Key takeaways:
Existing PERC lines can be adapted to manufacture p-type IBC cells using modified process steps
Metallization optimization shows trade-offs between contact resistance and recombination losses
Reducing polysilicon thickness lowers carrier absorption but also impacts Voc, requiring further optimization
Almost all the PERC players of the early 2020s have now become major TOPCon manufacturers. With several new players entering the market, TOPCon has now become the mainstream cell technology. Most of these TOPCon capacities were newly built rather than being upgrades of existing PERC lines.
With back contact (BC) seen as the successor to TOPCon, researchers at ISC Konstanz and Fraunhofer ISE are working to convert these PERC lines into p-type-based IBC (pIBC) lines. The advantages of pIBC include its reduced reliance on silver and a low thermal budget during diffusion as compared to TOPCon.
The idea is to bring together the mature metallization process of the PERC’s p-type base and the existing TOPCon metallization process of the n-type poly-Si side. As part of this study, M2-sized Ga-doped CZ wafers were processed to make IBC cells. The front side is textured to form random pyramids, while the rear side is polished for making n- and p-type interdigitated contacts. First, a thin SiOx layer is thermally grown, followed by phosphorus-doped a-Si deposition using PECVD. After annealing in an O₂ atmosphere, n-polySi crystallizes. Using laser ablation, interdigitated patterns are created to form the base layer (p-type) for Al-paste metallization, and the n-polySi region for Ag-paste metallization. The study involves commercialization of this process by optimizing metallization and n-polySi thickness.
The bottlenecks for using aluminum paste are metal contact recombination and contact resistance in the base region. Experiments with varying amounts of silicon in Al-paste were conducted. The contact resistance (mΩ·cm²) was calculated using the transfer length method (TLM), while the implied Voc (iVoc) loss for varied Si content in Al-pastes was obtained using photoluminescence (PL) image processing. The team observed a trend of increasing contact resistance with increasing silicon content in Al-pastes and lower firing temperatures. It also observed that the iVoc loss after metallization increased with increasing silicon content.
The polysilicon layer contributes to free carrier absorption.
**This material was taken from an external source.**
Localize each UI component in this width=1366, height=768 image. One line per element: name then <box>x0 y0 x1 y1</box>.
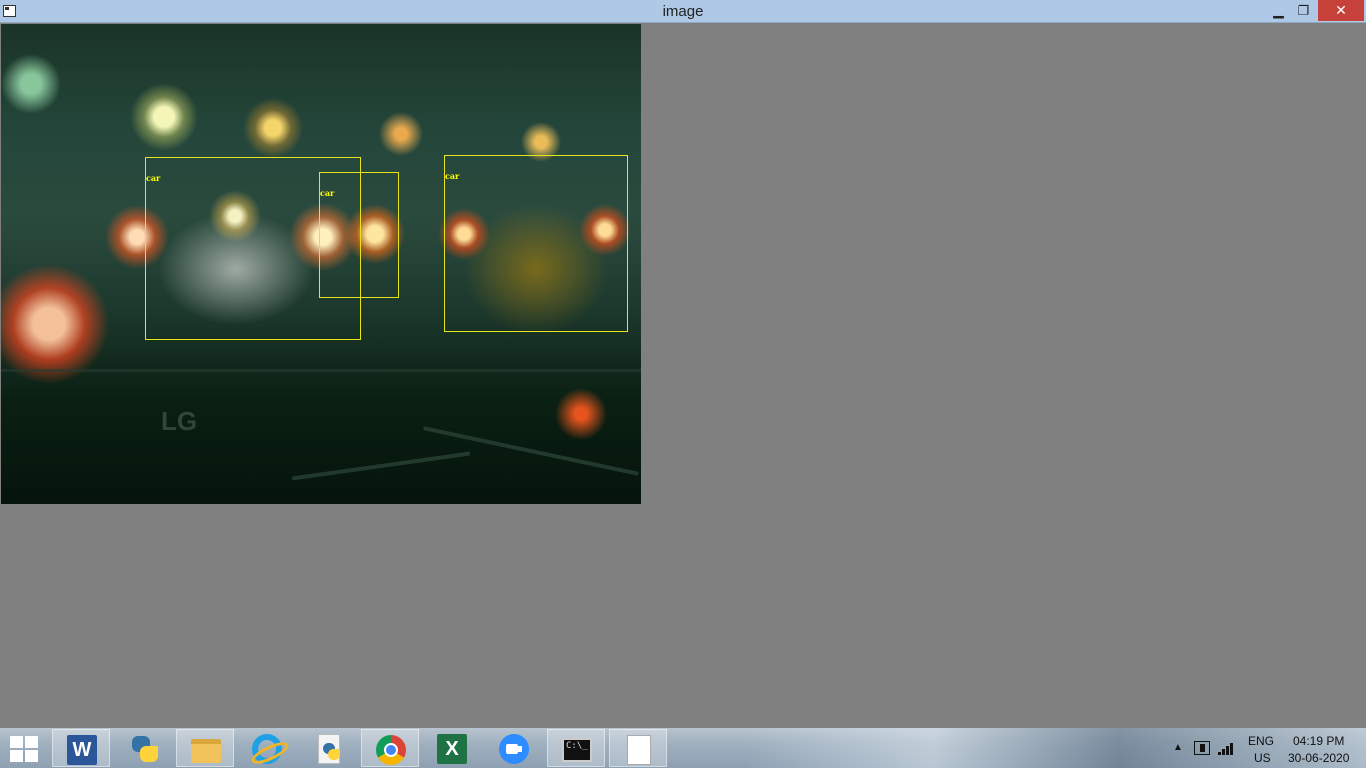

Therefore, in this study, the thickness of the n-polySi region was varied to further optimize the process, analyzing the effects of these changes. Researchers observed a gain in short-circuit current (Jsc) with decreasing thickness of n-polySi, which directly reflects the reduction in carrier absorption. However, there was a reduction in Voc. The study, titled Development of a p-type Silicon Interdigitated Back Contact Solar Cell With Passivated Contacts, concludes that further research is required to understand this behavior.
pIBC cells prepared using the above optimization techniques were presented with a champion cell recording an efficiency of 23.3% with a Voc of 720 mV and a fill factor (FF) of 79.8%.